Je ne réponds rien, alors qu'il commence enfin sa glace. Je ne sais pas quoi dire. En un sens, j'ai envie d'entrer dans son jeu. Nous sommes bien, il a raison. Pourquoi ne pas en profiter? Où serait le mal?

- Shizuo, qu'il me lance.

Je me tourne vers lui et surprends son visage tout proche du mien. Par réflexe, je ferme les yeux. Au bout d'un moment, je sens un petit coup de langue sur le rebord de mes lèvres. Je rouvre les yeux alors qu'il s'éloigne et qu'il me lance, en rougissant légèrement :

- Tu avais un peu de glace, alors...

Je sens mon visage s'empourprer également. Ce qu'il me sort comme répliques aujourd'hui! C'est beaucoup trop embarrassant!

- Shizuo, je t'aime!

- Moi aussi, Izaya.

Attends... une seconde. Qu'est-ce qui se passe au juste? Est-ce que nous venons juste de... nous dire que nous... nous... Je me relève d'un seul coup, ce qui fait tomber la glace par terre et, en rougissant de la tête au pied, j'en suis certain, je lance :

- Qu-qu'est-ce que tu... je... tu...

- Ah, Shizuo, tu es tellement mignon quand tu es gêné~

Il a repris un air taquin, mais sans aucune trace de méchanceté. Il se relève en lançant:

- Aah, une glace de gaspillée... tu veux partager la mienne?
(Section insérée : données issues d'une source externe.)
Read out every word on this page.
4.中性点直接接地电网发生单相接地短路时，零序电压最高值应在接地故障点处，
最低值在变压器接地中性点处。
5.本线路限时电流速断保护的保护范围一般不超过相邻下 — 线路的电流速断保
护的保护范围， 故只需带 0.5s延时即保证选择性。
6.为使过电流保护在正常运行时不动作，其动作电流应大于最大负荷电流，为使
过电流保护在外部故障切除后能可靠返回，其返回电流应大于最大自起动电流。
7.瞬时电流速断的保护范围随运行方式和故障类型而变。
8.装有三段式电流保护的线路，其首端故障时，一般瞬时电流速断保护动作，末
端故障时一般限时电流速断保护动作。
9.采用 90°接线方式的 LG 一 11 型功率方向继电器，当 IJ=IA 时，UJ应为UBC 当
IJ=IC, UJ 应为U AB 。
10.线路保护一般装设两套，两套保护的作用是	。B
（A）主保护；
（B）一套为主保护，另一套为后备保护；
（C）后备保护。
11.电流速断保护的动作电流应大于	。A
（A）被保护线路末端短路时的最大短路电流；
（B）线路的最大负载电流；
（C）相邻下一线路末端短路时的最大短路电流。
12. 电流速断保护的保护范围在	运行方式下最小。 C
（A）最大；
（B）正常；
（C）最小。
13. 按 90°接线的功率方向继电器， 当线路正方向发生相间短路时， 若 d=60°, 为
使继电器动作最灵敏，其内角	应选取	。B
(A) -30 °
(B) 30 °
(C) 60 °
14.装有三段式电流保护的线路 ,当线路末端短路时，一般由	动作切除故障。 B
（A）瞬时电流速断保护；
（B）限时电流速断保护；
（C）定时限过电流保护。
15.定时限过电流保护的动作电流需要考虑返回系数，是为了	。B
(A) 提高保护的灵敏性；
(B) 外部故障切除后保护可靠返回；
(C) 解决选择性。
Il me tend sa glace avec un air suppliant, et, après avoir dégluti, j'en approche ma bouche, mais juste au moment où mes lèvres rencontrent la friandise, il la subtilise et approche son propre visage. Je n'ai pas le temps d'arrêter mon élan et échoue directement sur ses lèvres.
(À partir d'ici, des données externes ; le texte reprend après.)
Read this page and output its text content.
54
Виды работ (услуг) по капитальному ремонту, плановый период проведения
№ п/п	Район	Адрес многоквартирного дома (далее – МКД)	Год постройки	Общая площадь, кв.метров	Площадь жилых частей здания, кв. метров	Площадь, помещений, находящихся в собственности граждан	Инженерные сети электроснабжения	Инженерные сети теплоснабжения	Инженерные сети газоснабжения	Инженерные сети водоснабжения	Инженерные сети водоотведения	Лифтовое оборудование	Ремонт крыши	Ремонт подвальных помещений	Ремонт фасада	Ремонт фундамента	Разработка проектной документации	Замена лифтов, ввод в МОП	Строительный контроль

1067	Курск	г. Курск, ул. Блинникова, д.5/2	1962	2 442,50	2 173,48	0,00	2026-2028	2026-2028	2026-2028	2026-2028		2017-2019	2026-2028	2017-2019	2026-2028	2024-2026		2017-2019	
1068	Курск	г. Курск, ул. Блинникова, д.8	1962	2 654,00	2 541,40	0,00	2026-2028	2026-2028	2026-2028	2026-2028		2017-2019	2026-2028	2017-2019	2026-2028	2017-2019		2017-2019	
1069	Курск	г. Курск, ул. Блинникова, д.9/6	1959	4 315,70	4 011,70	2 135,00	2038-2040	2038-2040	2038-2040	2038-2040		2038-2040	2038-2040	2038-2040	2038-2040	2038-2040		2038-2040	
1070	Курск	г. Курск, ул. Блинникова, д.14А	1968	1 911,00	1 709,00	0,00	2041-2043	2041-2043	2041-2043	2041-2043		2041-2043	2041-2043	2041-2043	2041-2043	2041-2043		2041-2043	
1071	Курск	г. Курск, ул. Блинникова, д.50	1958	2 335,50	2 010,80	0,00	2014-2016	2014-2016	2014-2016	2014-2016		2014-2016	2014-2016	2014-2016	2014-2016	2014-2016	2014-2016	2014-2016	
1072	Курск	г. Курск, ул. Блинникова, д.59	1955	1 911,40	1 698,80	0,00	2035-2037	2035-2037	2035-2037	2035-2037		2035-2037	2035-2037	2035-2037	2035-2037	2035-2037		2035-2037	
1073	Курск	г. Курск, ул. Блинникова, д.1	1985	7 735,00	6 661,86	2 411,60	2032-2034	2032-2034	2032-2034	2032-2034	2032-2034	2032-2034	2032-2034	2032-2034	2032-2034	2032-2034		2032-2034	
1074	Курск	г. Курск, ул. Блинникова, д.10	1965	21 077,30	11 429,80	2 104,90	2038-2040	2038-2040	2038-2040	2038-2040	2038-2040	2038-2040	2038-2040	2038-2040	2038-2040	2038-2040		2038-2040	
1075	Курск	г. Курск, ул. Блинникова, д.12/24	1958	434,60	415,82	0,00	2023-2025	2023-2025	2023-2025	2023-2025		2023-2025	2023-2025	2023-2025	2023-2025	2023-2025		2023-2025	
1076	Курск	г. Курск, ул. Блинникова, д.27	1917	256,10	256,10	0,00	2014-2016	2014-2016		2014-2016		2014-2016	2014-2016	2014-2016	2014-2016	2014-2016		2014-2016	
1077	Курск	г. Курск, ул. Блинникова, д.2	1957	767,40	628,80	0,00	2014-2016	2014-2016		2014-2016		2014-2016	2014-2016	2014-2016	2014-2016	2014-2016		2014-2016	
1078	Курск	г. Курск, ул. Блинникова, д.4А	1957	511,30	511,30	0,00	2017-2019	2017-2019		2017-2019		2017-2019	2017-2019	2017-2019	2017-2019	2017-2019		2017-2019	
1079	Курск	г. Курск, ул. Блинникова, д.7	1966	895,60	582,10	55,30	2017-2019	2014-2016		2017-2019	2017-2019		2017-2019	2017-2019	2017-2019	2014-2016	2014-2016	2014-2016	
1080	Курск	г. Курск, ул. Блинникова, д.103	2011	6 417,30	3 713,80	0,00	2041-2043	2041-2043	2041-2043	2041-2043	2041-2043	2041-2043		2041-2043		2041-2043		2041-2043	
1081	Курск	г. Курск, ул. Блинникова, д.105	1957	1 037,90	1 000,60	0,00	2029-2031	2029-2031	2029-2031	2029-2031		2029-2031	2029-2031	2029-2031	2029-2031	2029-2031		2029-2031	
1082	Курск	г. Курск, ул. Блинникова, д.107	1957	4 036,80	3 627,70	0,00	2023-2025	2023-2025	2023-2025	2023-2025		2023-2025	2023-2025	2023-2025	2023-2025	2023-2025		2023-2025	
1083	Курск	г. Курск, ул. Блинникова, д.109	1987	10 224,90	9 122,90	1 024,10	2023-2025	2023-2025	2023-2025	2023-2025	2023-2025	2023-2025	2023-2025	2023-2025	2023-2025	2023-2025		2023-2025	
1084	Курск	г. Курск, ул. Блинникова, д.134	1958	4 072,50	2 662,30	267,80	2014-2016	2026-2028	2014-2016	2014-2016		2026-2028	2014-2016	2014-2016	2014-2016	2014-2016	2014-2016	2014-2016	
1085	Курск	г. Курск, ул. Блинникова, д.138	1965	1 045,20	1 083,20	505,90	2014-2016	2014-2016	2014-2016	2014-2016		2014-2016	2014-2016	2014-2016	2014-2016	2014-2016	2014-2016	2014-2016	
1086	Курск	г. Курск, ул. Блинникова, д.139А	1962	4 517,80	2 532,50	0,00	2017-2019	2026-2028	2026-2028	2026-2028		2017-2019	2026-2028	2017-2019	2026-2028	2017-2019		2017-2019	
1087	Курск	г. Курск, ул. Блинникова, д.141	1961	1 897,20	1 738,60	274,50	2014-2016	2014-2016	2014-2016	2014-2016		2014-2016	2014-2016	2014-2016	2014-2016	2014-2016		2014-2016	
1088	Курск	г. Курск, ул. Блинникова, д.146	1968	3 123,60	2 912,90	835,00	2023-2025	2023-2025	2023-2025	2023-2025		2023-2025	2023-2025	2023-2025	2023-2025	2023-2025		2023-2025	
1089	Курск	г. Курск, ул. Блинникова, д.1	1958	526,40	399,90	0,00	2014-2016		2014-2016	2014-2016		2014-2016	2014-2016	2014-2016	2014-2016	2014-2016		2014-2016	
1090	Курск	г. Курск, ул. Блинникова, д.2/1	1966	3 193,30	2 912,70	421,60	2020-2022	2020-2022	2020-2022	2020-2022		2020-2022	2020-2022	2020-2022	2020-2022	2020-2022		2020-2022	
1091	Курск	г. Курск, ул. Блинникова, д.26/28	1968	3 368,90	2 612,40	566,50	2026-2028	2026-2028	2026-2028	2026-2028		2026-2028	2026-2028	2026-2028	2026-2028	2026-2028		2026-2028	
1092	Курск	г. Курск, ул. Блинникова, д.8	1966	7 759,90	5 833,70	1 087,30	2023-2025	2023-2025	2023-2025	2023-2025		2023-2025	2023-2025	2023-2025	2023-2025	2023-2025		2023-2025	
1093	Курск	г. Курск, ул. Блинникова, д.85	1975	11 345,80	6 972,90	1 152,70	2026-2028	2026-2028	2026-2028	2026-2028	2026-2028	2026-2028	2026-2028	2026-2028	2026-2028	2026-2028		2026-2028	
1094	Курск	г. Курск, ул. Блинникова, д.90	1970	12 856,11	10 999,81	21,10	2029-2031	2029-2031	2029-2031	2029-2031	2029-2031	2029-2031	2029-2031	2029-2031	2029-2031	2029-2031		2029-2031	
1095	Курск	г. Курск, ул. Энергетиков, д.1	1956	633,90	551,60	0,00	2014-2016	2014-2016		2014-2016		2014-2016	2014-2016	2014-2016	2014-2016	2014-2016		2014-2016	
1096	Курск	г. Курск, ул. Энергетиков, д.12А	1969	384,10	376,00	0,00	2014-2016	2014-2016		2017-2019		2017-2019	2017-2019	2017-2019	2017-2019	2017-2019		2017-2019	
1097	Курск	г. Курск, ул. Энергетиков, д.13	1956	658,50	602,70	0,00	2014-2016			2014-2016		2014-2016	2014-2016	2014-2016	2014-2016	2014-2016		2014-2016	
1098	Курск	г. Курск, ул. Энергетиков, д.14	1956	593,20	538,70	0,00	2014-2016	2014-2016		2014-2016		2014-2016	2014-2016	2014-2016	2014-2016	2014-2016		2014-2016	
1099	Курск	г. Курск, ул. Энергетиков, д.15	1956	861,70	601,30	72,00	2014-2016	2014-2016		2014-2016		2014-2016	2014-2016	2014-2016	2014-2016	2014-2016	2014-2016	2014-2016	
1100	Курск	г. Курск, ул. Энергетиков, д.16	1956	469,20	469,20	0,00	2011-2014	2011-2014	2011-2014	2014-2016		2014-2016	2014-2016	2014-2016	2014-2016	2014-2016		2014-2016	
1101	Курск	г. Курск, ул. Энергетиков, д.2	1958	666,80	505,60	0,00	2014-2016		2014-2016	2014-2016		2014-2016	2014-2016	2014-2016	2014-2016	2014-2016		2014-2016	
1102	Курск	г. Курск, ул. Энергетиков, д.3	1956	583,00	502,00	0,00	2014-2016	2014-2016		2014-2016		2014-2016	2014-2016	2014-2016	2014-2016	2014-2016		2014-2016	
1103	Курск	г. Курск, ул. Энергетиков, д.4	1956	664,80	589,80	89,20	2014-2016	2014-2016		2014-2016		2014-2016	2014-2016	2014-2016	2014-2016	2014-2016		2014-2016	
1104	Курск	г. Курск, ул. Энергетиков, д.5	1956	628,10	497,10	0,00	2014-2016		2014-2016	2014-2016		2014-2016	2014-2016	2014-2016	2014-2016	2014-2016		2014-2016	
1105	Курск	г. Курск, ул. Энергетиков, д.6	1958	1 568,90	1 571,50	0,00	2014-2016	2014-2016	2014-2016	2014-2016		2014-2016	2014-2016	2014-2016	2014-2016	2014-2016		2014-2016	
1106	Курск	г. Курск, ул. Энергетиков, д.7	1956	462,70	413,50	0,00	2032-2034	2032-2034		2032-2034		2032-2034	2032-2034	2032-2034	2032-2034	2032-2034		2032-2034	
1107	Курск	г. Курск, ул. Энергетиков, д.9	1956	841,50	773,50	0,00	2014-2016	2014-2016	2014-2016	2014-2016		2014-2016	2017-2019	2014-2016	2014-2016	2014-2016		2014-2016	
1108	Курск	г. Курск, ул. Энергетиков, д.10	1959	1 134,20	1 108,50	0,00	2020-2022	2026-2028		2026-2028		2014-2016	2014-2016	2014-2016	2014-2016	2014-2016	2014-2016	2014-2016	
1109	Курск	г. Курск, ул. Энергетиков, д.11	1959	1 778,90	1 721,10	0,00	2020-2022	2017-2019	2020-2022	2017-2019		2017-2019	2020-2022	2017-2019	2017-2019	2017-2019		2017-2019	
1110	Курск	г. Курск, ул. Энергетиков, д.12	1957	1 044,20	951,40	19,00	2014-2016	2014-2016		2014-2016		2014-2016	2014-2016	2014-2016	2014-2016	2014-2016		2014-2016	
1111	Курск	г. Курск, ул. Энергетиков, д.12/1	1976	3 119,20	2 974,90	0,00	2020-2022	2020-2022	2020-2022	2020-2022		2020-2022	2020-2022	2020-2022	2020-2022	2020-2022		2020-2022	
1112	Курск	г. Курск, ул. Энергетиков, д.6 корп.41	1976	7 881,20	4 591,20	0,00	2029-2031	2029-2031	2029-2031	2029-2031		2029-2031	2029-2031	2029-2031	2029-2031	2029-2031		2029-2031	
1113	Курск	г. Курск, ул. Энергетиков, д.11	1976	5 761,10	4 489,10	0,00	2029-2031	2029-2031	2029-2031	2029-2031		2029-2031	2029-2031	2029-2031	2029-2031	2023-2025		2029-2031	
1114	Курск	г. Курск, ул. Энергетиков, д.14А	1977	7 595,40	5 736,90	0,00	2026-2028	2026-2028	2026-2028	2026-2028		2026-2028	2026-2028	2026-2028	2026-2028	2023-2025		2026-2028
Au bout de seulement quelques secondes, il se retire, fait quelques pas vers l'arrière et me lance, avec un sourire :

- Ah ha, je t'ai volé un baiser, Shizuo!

- A-attends, que je lance, espèce de...

Sur ces mots, je m'élance vers lui alors qu'il détale. Sa glace se retrouve à la poubelle – quel dommage! – pendant qu'il s'enfuit de moi, en riant. La scène est familière, et pourtant, elle semble si différente. La sensation en tant que telle est totalement à l'opposé. C'est... magique.

Je le rejoins enfin dans un coin un peu plus sombre, où il m'attendait. Je l'emprisonne entre moi et le mur, en posant mes mains des deux côtés de sa tête. Son sourire se défait et il ferme les yeux, se laissant ainsi à ma merci. J'en profite donc pour me pencher sur lui et l'embrasser. Ses mains empoignent mon dos pour approfondir un peu plus le baiser. Finalement, ma langue rencontre la sienne et ne la lâche plus.

Au bout d'un moment, je m'éloigne à contrecœur et plonge mon regard dans ses yeux vermeils. D'un seul coup, je comprends tout : je l'aime. J'aime Izaya. C'est tellement clair et limpide que je ne me soucie pas des conséquences de cette affirmation. Je l'aime, c'est tout ce qui compte. Et il m'aime aussi.

Je tais la petite voix dans ma tête qui me dit que tout cela n'a aucun sens. Je suis heureux, pourquoi m'en priver? J'en ai marre de réfléchir, de tourner en rond, de souffrir. S'il se joue de moi... je verrai en temps et lieu.